FIG. 3 shows how the cam 20, which may be a pin rigidly passing through the shaft 11 is positioned relative to the slanted surface 19 of the rocker lever 16 when the cam 20 begins to engage the surface 19 during downward movement of the shaft 11.
When the screw driving is completed, the operator releases the pressure, whereby the spring 8 moves the sleeve 7 upwardly, thereby lifting a release rod 21 by engaging an angled upper end 23 with a cam 26. The release rod 21 is slidably mounted in the housing 6 and also has an angled lower end 22 for engaging a right hand free end 27 of the rocker lever 16.

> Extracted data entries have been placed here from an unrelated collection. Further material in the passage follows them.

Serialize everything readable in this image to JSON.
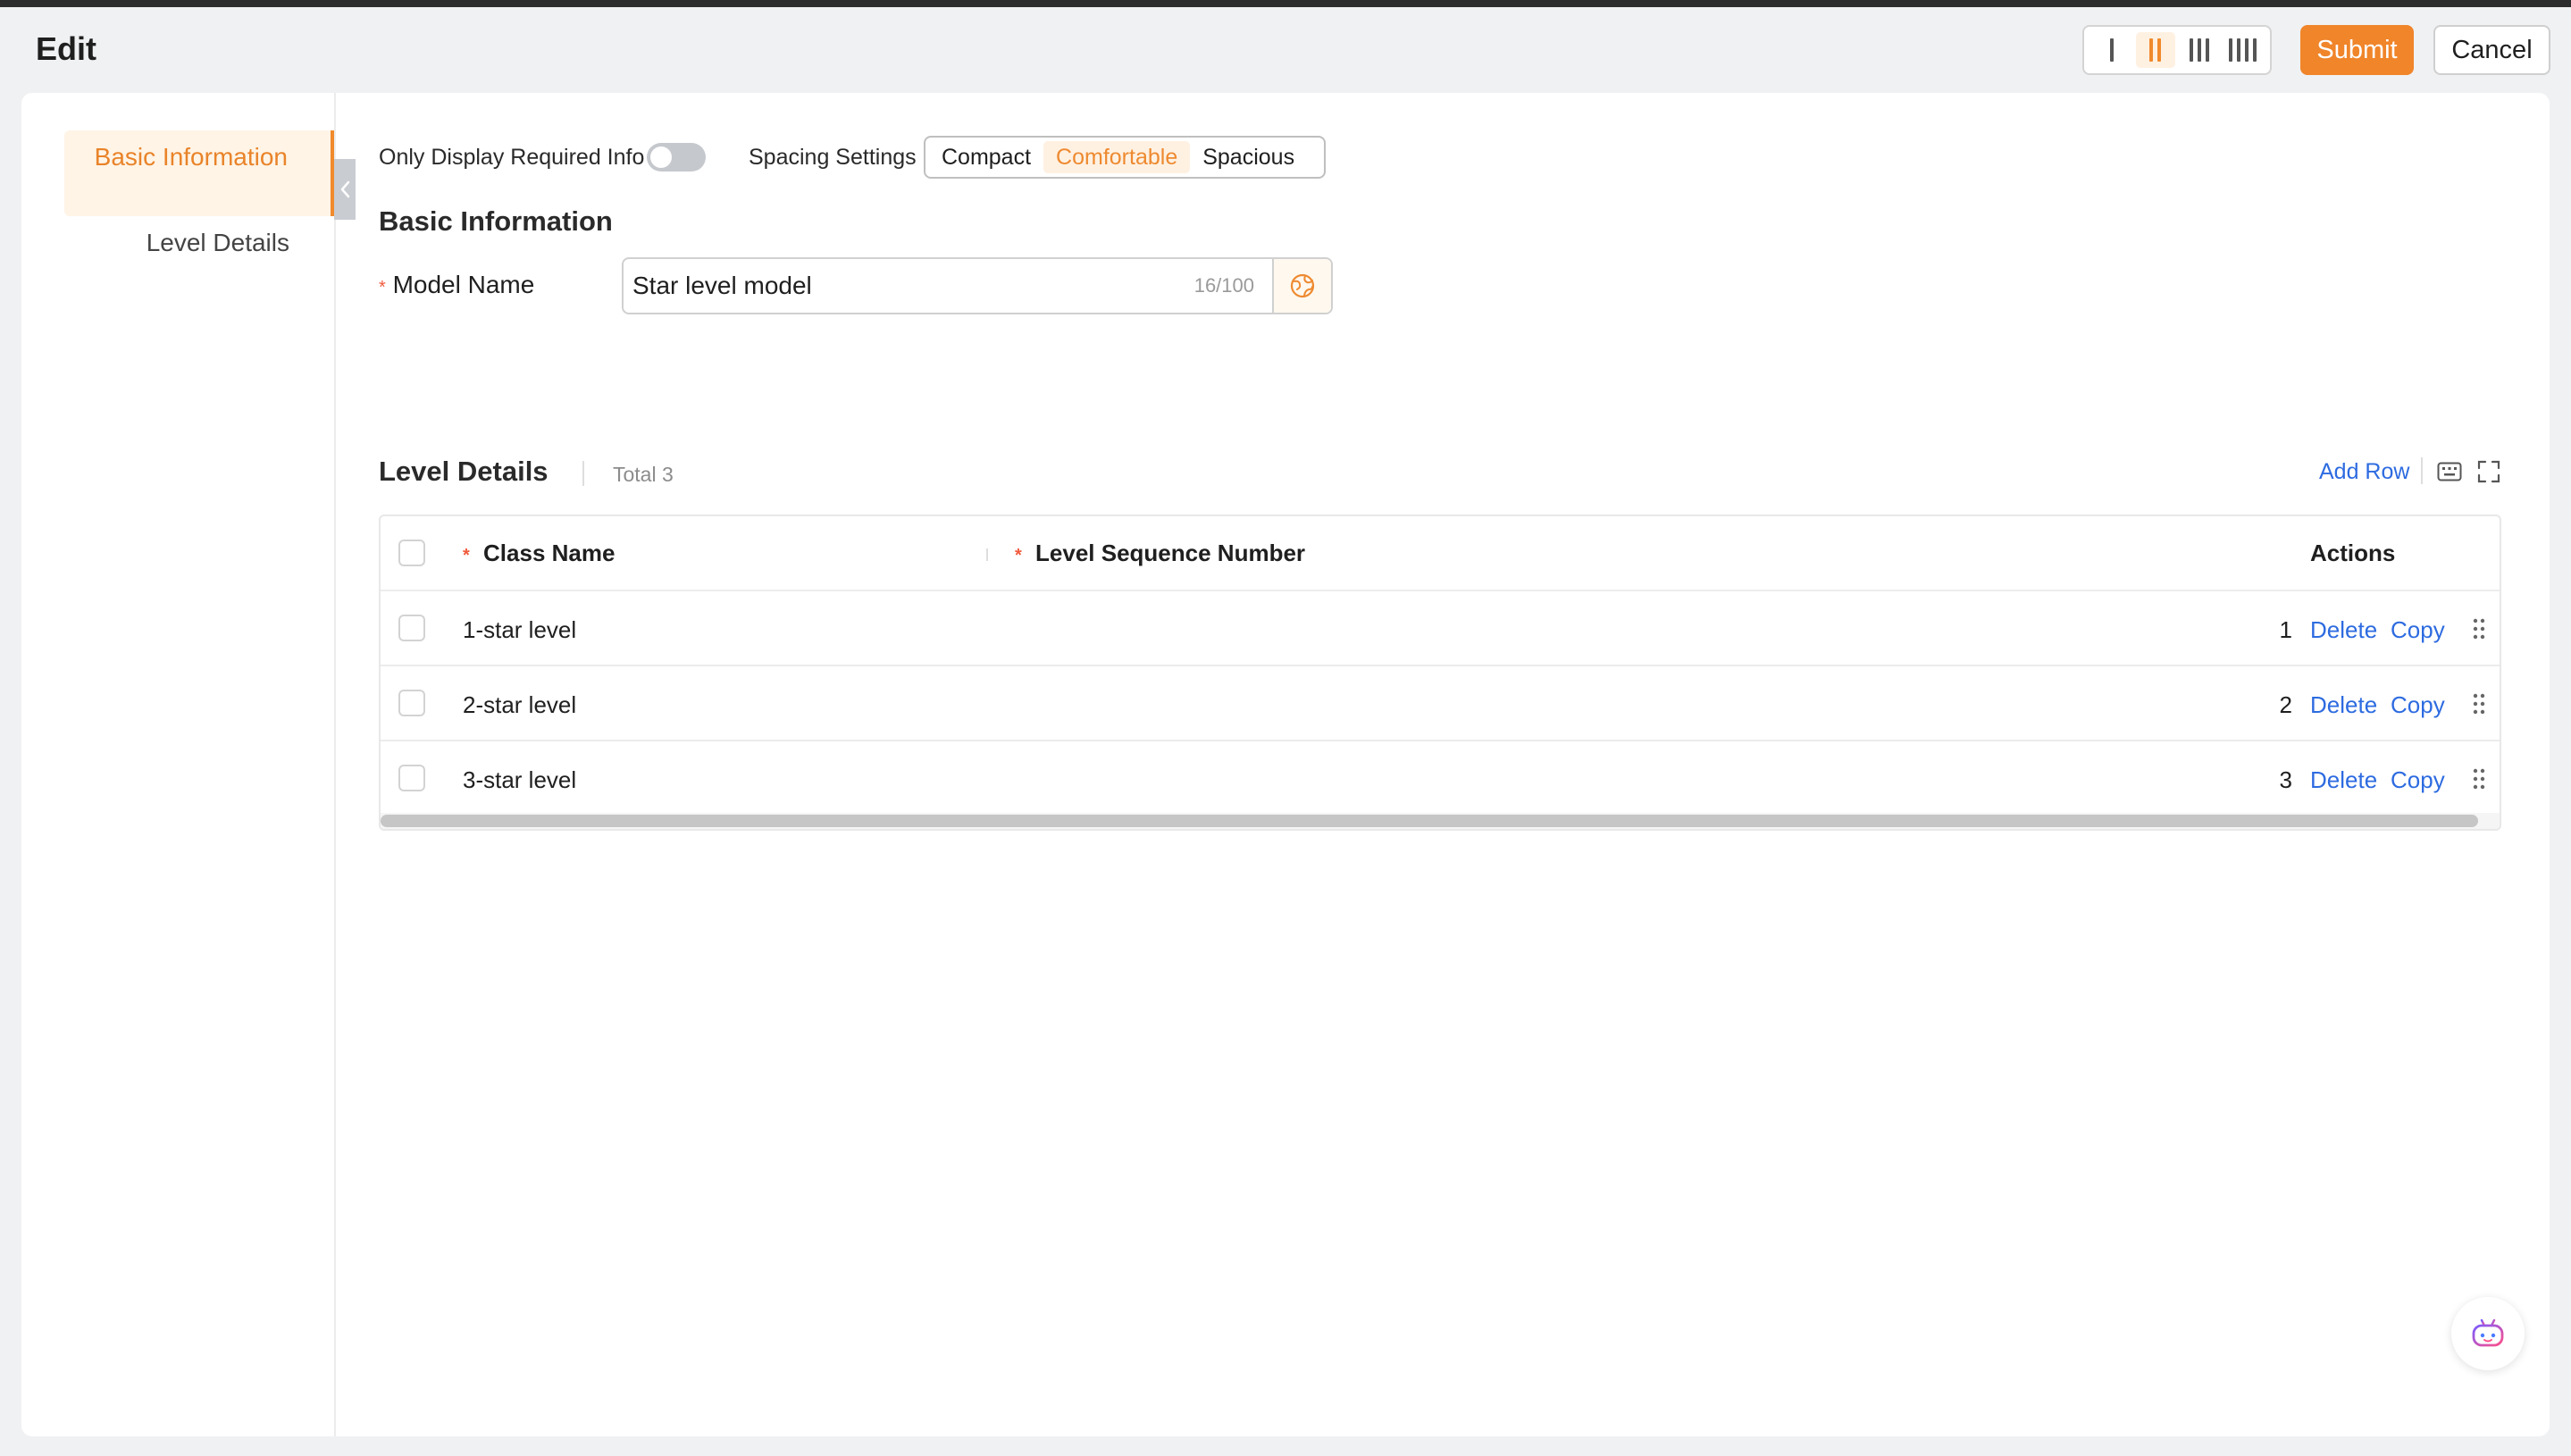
{
  "header": {
    "title": "Edit",
    "column_layout": {
      "options": [
        "1",
        "2",
        "3",
        "4"
      ],
      "selected": "2"
    },
    "submit_label": "Submit",
    "cancel_label": "Cancel"
  },
  "sidebar": {
    "items": [
      {
        "label": "Basic Information",
        "active": true
      },
      {
        "label": "Level Details",
        "active": false
      }
    ]
  },
  "settings": {
    "required_only_label": "Only Display Required Info",
    "required_only_on": false,
    "spacing_label": "Spacing Settings",
    "spacing_options": [
      "Compact",
      "Comfortable",
      "Spacious"
    ],
    "spacing_selected": "Comfortable"
  },
  "basic_info": {
    "title": "Basic Information",
    "model_name_label": "Model Name",
    "model_name_value": "Star level model",
    "model_name_count": "16/100",
    "required_mark": "*"
  },
  "level_details": {
    "title": "Level Details",
    "total_label": "Total 3",
    "add_row_label": "Add Row",
    "columns": {
      "class_name": "Class Name",
      "level_seq": "Level Sequence Number",
      "actions": "Actions"
    },
    "rows": [
      {
        "class_name": "1-star level",
        "seq": "1",
        "delete": "Delete",
        "copy": "Copy"
      },
      {
        "class_name": "2-star level",
        "seq": "2",
        "delete": "Delete",
        "copy": "Copy"
      },
      {
        "class_name": "3-star level",
        "seq": "3",
        "delete": "Delete",
        "copy": "Copy"
      }
    ]
  },
  "colors": {
    "accent": "#f0852a",
    "link": "#2d6be0",
    "required": "#f05a3c"
  }
}
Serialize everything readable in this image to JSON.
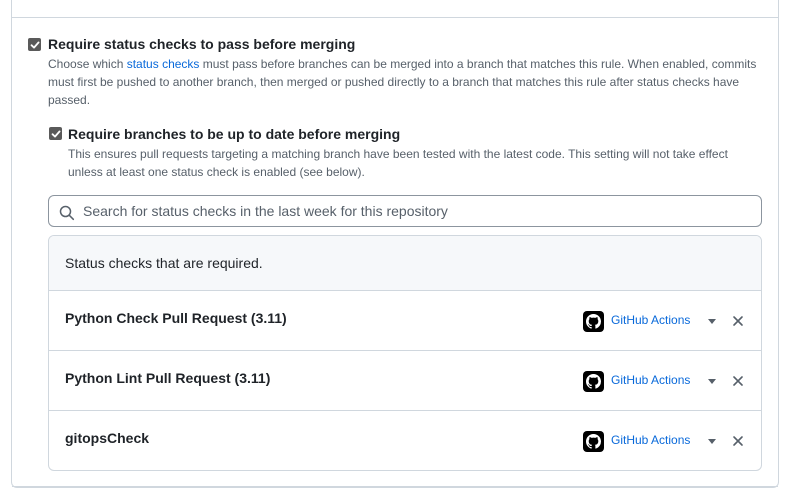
{
  "top_hint": "",
  "status_checks": {
    "checked": true,
    "label": "Require status checks to pass before merging",
    "desc_prefix": "Choose which ",
    "desc_link": "status checks",
    "desc_suffix": " must pass before branches can be merged into a branch that matches this rule. When enabled, commits must first be pushed to another branch, then merged or pushed directly to a branch that matches this rule after status checks have passed."
  },
  "up_to_date": {
    "checked": true,
    "label": "Require branches to be up to date before merging",
    "desc": "This ensures pull requests targeting a matching branch have been tested with the latest code. This setting will not take effect unless at least one status check is enabled (see below)."
  },
  "search": {
    "placeholder": "Search for status checks in the last week for this repository",
    "value": ""
  },
  "required_checks": {
    "header": "Status checks that are required.",
    "items": [
      {
        "name": "Python Check Pull Request (3.11)",
        "app": "GitHub Actions"
      },
      {
        "name": "Python Lint Pull Request (3.11)",
        "app": "GitHub Actions"
      },
      {
        "name": "gitopsCheck",
        "app": "GitHub Actions"
      }
    ]
  },
  "icons": {
    "checkbox": "checkbox-checked-icon",
    "search": "search-icon",
    "app": "github-mark-icon",
    "caret": "caret-down-icon",
    "remove": "x-icon"
  },
  "colors": {
    "link": "#0969da",
    "border": "#d0d7de",
    "header_bg": "#f6f8fa",
    "text": "#1f2328",
    "muted": "#57606a"
  }
}
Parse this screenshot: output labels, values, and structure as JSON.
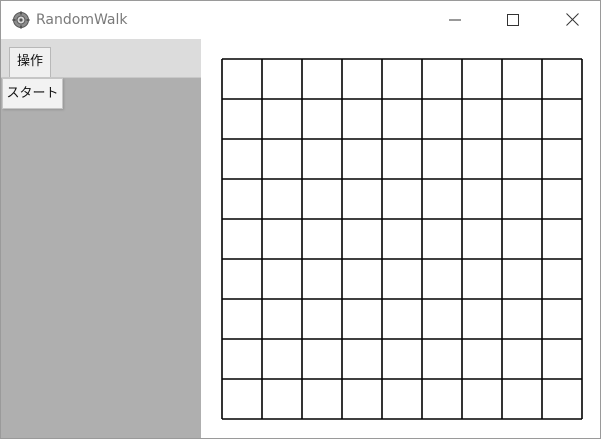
{
  "window": {
    "title": "RandomWalk",
    "icon": "app-gear-icon",
    "controls": [
      "minimize-icon",
      "maximize-icon",
      "close-icon"
    ]
  },
  "sidebar": {
    "tabs": [
      {
        "label": "操作"
      }
    ],
    "menu_items": [
      {
        "label": "スタート"
      }
    ]
  },
  "board": {
    "rows": 9,
    "columns": 9,
    "line_color": "#000000",
    "background": "#ffffff"
  },
  "colors": {
    "sidebar_background": "#afafaf",
    "tab_strip_background": "#dcdcdc"
  }
}
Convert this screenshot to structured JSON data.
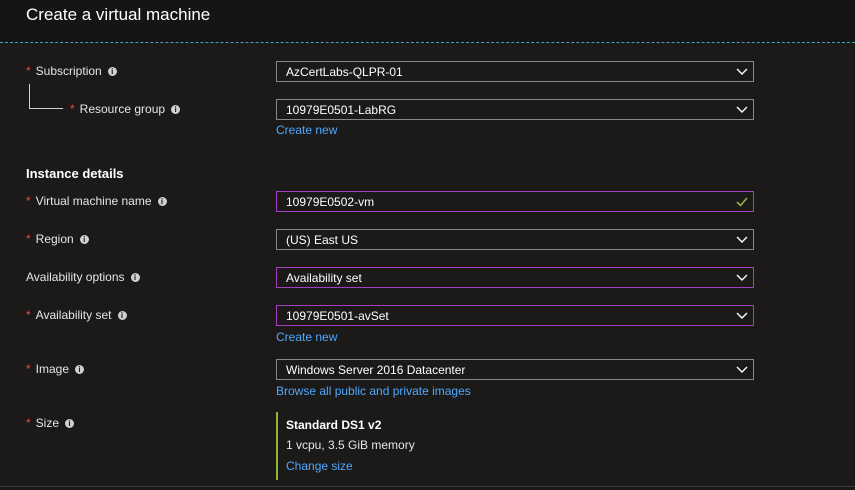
{
  "header": {
    "title": "Create a virtual machine"
  },
  "form": {
    "subscription": {
      "label": "Subscription",
      "value": "AzCertLabs-QLPR-01"
    },
    "resource_group": {
      "label": "Resource group",
      "value": "10979E0501-LabRG",
      "create_new": "Create new"
    },
    "instance_heading": "Instance details",
    "vm_name": {
      "label": "Virtual machine name",
      "value": "10979E0502-vm"
    },
    "region": {
      "label": "Region",
      "value": "(US) East US"
    },
    "availability_options": {
      "label": "Availability options",
      "value": "Availability set"
    },
    "availability_set": {
      "label": "Availability set",
      "value": "10979E0501-avSet",
      "create_new": "Create new"
    },
    "image": {
      "label": "Image",
      "value": "Windows Server 2016 Datacenter",
      "browse_link": "Browse all public and private images"
    },
    "size": {
      "label": "Size",
      "name": "Standard DS1 v2",
      "description": "1 vcpu, 3.5 GiB memory",
      "change_link": "Change size"
    }
  },
  "glyphs": {
    "required": "*",
    "info": "i"
  },
  "colors": {
    "required": "#e74c4c",
    "link": "#4ea8ff",
    "focus_border": "#a33fc2",
    "valid_check": "#8db53b"
  }
}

The operation of the present screw gun will now be described in further detail starting with FIG. 1. When the drive motor 10 is switched on, the shaft 11 begins to rotate and the cam 20 rotating with the shaft 11 contacts the surface 19 of the rocker lever 16, thereby bringing the coupling device with the rocker lever 16 and the toggle lever 18 into the position shown in FIG. 2, whereby the spring 15 is simultaneously cocked, as mentioned above. The shaft 11 is now free to be moved further downwardly for the completion of the driving of a screw. The rocker lever 16 and toggle lever 18 are so dimensioned and arranged that the position shown in FIG. 2 will be retained, even though the cam 20 has disengaged from the surface 19. In other words, the toggle lever 18 is passed through its dead point so as to be able to keep the spring 15 cocked as shown in FIG. 2 until the driving of the driving of the screw 4' is completed. At this time the feeder finger 14 reaches between two screws 4 following the screw 4' that is being driven.
Upon completion of the screw driving, the motor 10 and the guide sleeve 7 are lifted by the reset spring 8. Prior to reaching the upper rest position, the cam 26 engages the upper angled end 23 of the release rod 21, thereby lifting the free arm 27 of the rocker lever 16 by the engagement with the lower angled end 22, thereby turning the rocker lever 16 about its journal 17 in the counterclockwise direction to bring the toggle lever 18 out of the dead position. As a result of this movement, the feeder finger 14 under the release force of the spring 15 advances the next screw 4 into axial alignment with the shaft 11, as shown in the rest position of FIG. 1, whereby the screw gun is ready for the next driving operation.
FIGS. 4 and 5 illustrate a further embodiment of the invention, wherein the screw drive shaft 28 carries a sleeve 29 provided with a cam pin 30. The shaft 28 can axially pass through the sleeve 29. However, a shaft section is provided with a square cross section engaging a square bore in the sleeve 29 so that the sleeve is rotated with the shaft 28 even as the shaft 28 passes axially through the sleeve 29. Two stops 32 are secured to the inner wall of the housing 6. These stops 32 limit the upward and downward axial movement of the sleeve 29. Thus, the cam 30 remains in a position for engaging the surface 19 of the rocker lever 16, so that the function of the embodiment of FIGS. 4 and 5 is the same as that described above with reference to FIGS. 1 to 3.
Although the invention has been described with reference to specific example embodiments, it will be appreciated that it is intended to cover all modifications and equivalents within the scope of the appended claims.